Where texts didn't have a TLG identifier, if a manuscript was being transcribed and there is an identifier for that manuscript, then this identifier was used for the text group. For example, Kitab al-Haraka, in the Hacı Mahmud Efendi 5683 manuscript, becomes urn:cts:sawsTexts:HME5683.KHar.saws01
For a work with a recognised collective name, e.g. Appendix Gnomica [Codex Vaticanus Graecus 742: 63v-70r], this was used as part of the identifier: urn:cts:greekLit:VatGr742.ApG_Vat.saws01
Where no manuscript identifiers or collective names were available, we represented other aspects of the text description as closely as possible. e.g. the SAWS edition of Miskawayh, Fawz al-asghar, excerpts, using Udayma's edition, becomes urn:cts:sawsTexts:Misk.Fawz.sawsUda01

You can see the CTS ids for SAWS texts at this page.

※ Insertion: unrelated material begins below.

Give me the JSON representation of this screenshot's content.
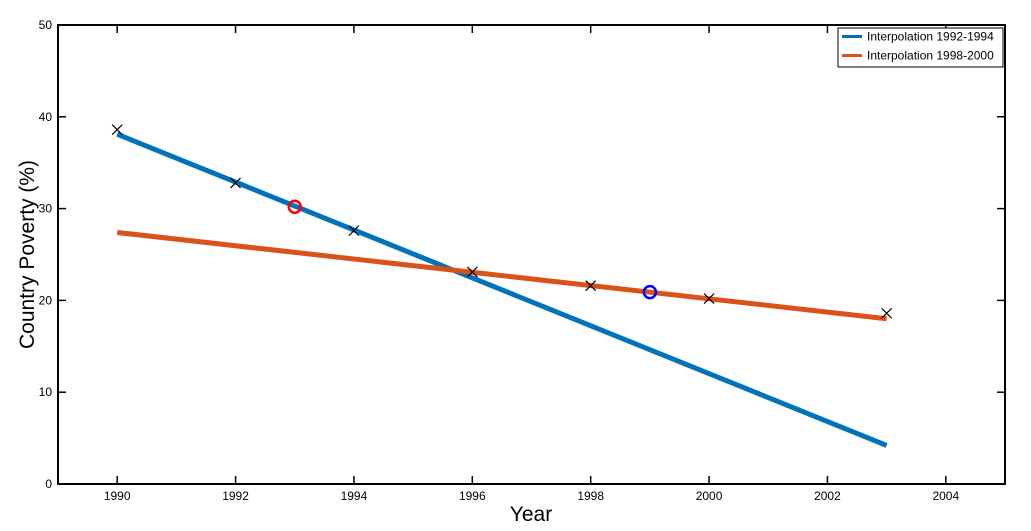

NB some technical explanations of terms

URN = Universal Resource Name,
URI = Universal Resource Identifier,
URL = Universal Resource Location.

Without going too much into the details of the differences between these three things, they are all types of ID to uniquely identify something. A URI is the generic term, including URL and URN. So a URL is also a URI, and a URN is also a URL. The differences are in the format of the identifiers. For our purposes, we are mostly interested in URLs starting http:// These URLs can be used to retrieve web pages when put into a web browser.